Kommentar Literaturnobelpreis Vargas Llosa: Späte Ehre für einen Dinosaurier

Hätte man dem peruanischen Romancier Mario Vargas Llosa 1972 den Nobelpreis für Literatur verliehen - das wäre spannend gewesen. Doch heute ist seine große Zeit lange vorüber.

Als er in den Sechzigerjahren neben Carlos Fuentes oder Gabriel García Márquez die literarische Bühne betrat, bewies er mit Romanen wie "Die Stadt und die Hunde" ein großes Gespür dafür, wie der bedrückenden Gegenwart Lateinamerikas mit sprachlichen Mitteln beizukommen wäre. Und 1971 zeigte er Mut, als er sich im "Fall Padilla" von den diktatorischen Tendenzen des kubanischen Regimes abgrenzte und sich damit bei vielen tonangebenden Intellektuellen unmöglich machte. Hätte man dem peruanischen Romancier Mario Vargas Llosa 1972 den Nobelpreis für Literatur verliehen - das wäre spannend gewesen.

Doch die große Zeit des Mario Vargas Llosa ist lange vorüber, seine literarische Bilanz seither sehr durchwachsen. Neben instruktiven Essays über Victor Hugo oder Juan Carlos Onetti und mitreißenden Romanen wie "Der Krieg am Ende der Welt" sind auch Tiefschläge wie "Tod in den Anden", "Das Fest des Ziegenbocks" und "Das böse Mädchen" zu verzeichnen. Sie kranken vor allem daran, dass der Autor seine Einfälle immer routinierter abspult und sich dabei nicht mehr gefeit zeigt vor Banalitäten und Klischees. Kurz: dass er auf ein Publikum vertraut, welches wenig Interesse daran zeigt, sich überraschen zu lassen.
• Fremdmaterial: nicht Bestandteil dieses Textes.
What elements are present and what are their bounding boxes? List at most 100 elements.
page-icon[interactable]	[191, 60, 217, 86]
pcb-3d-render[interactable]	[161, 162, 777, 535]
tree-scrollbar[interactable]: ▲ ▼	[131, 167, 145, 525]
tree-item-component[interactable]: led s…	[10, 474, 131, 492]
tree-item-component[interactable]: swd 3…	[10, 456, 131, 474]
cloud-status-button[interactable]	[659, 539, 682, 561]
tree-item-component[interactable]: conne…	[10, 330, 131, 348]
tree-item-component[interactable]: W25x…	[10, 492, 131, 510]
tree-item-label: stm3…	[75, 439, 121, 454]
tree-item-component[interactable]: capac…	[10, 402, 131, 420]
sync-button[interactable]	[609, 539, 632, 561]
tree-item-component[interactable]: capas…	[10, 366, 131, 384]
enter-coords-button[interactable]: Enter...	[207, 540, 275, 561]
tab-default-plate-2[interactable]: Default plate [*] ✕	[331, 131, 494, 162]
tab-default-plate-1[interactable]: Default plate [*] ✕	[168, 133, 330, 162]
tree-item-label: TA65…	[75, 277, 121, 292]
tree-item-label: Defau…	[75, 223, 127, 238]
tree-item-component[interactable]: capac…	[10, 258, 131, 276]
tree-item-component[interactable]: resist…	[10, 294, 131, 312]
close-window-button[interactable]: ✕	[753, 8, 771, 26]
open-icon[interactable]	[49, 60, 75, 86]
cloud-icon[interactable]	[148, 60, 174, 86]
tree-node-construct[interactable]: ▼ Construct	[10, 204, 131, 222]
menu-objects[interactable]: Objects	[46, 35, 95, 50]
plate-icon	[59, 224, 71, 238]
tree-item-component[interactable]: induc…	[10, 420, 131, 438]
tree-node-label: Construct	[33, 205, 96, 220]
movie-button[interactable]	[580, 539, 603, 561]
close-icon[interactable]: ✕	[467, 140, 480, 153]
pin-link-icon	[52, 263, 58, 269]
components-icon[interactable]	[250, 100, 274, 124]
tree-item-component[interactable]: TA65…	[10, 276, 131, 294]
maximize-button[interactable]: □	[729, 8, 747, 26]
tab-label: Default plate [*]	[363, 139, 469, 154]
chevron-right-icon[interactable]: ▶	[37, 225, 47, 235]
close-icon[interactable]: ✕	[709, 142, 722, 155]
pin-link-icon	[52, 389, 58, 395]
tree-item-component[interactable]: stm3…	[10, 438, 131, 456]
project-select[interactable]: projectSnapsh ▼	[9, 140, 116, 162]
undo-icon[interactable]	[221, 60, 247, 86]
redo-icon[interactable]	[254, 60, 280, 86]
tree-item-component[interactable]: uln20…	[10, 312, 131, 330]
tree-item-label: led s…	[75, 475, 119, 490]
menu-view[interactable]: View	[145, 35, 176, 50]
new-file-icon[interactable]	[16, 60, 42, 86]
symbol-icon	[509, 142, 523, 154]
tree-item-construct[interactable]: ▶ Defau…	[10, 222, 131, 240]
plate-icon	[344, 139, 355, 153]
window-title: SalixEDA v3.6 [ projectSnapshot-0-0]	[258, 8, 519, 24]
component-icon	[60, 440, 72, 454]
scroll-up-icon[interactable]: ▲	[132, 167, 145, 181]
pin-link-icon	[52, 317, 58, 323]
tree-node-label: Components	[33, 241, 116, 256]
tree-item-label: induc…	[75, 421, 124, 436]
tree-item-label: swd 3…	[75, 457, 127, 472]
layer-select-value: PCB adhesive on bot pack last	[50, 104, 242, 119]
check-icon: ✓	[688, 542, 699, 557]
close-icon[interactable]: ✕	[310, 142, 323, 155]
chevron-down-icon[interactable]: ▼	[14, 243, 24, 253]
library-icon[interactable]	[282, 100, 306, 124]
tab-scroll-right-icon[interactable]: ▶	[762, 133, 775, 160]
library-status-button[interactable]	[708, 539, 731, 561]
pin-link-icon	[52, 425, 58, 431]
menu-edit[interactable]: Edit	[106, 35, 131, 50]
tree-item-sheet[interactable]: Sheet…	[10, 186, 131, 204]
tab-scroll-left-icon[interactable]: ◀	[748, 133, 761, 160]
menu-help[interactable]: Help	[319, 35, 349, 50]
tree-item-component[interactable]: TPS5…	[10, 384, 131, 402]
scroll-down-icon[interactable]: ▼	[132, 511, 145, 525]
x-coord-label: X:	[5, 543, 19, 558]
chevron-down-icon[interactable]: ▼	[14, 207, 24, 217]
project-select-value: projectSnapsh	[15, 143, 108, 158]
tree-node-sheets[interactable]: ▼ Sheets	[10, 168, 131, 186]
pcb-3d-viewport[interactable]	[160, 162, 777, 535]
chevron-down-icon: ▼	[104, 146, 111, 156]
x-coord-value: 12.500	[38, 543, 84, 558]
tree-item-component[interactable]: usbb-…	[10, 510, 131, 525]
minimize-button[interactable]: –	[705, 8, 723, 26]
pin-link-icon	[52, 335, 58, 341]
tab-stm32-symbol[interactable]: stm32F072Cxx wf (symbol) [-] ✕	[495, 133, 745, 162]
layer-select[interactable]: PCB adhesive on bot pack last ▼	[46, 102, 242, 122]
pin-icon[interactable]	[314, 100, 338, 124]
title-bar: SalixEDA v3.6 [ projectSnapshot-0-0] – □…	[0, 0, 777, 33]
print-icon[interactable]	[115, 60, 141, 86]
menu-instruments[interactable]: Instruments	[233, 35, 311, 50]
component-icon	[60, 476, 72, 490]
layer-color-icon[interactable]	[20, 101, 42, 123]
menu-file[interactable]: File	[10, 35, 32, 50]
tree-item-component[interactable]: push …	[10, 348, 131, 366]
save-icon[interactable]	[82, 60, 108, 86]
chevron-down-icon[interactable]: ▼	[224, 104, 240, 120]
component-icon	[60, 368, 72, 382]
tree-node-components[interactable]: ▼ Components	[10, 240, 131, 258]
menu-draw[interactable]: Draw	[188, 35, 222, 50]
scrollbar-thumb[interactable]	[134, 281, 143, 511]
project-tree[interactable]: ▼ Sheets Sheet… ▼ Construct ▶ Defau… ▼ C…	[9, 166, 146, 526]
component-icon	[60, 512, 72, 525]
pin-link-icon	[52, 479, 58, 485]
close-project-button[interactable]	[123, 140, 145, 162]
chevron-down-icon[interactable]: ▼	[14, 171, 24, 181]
Das lateinamerikanische Erzählen hat sich seit der "Boom-Generation" von Márquez & Co stark weiterentwickelt. Die argentinischen Titel auf der Frankfurter Buchmesse zeigen: Der Anspruch, mit "großen" Romanen die ganze Welt erklären zu wollen, ist vom Tisch. Mit ihm haben auch die großherrlichen Autoren an Einfluss verloren, die ihn hochhielten. Dass mit Vargas Llosa nun ausgerechnet der Dinosaurier dieser Generation ausgezeichnet wird, ist eine bittere Pille.

Merkwürdig ist zudem, dass mit Vargas Llosa gerade jetzt der intellektuelle Anhänger einer ultraliberalen Wirtschaftspolitik prämiert wird. Vargas Llosas Kritik an den nationalistischen Auswüchsen im Lateinamerika von heute ist gut begründet. Aber sein Freiheitsglaube steht jener Staatsgläubigkeit, die er bekämpft, an Naivität kaum nach. In einer Zeit, in der lateinamerikanische Regierungen versuchen, überhaupt erst wieder handlungsfähig zu werden, ist seine Auszeichnung ein falsches Signal.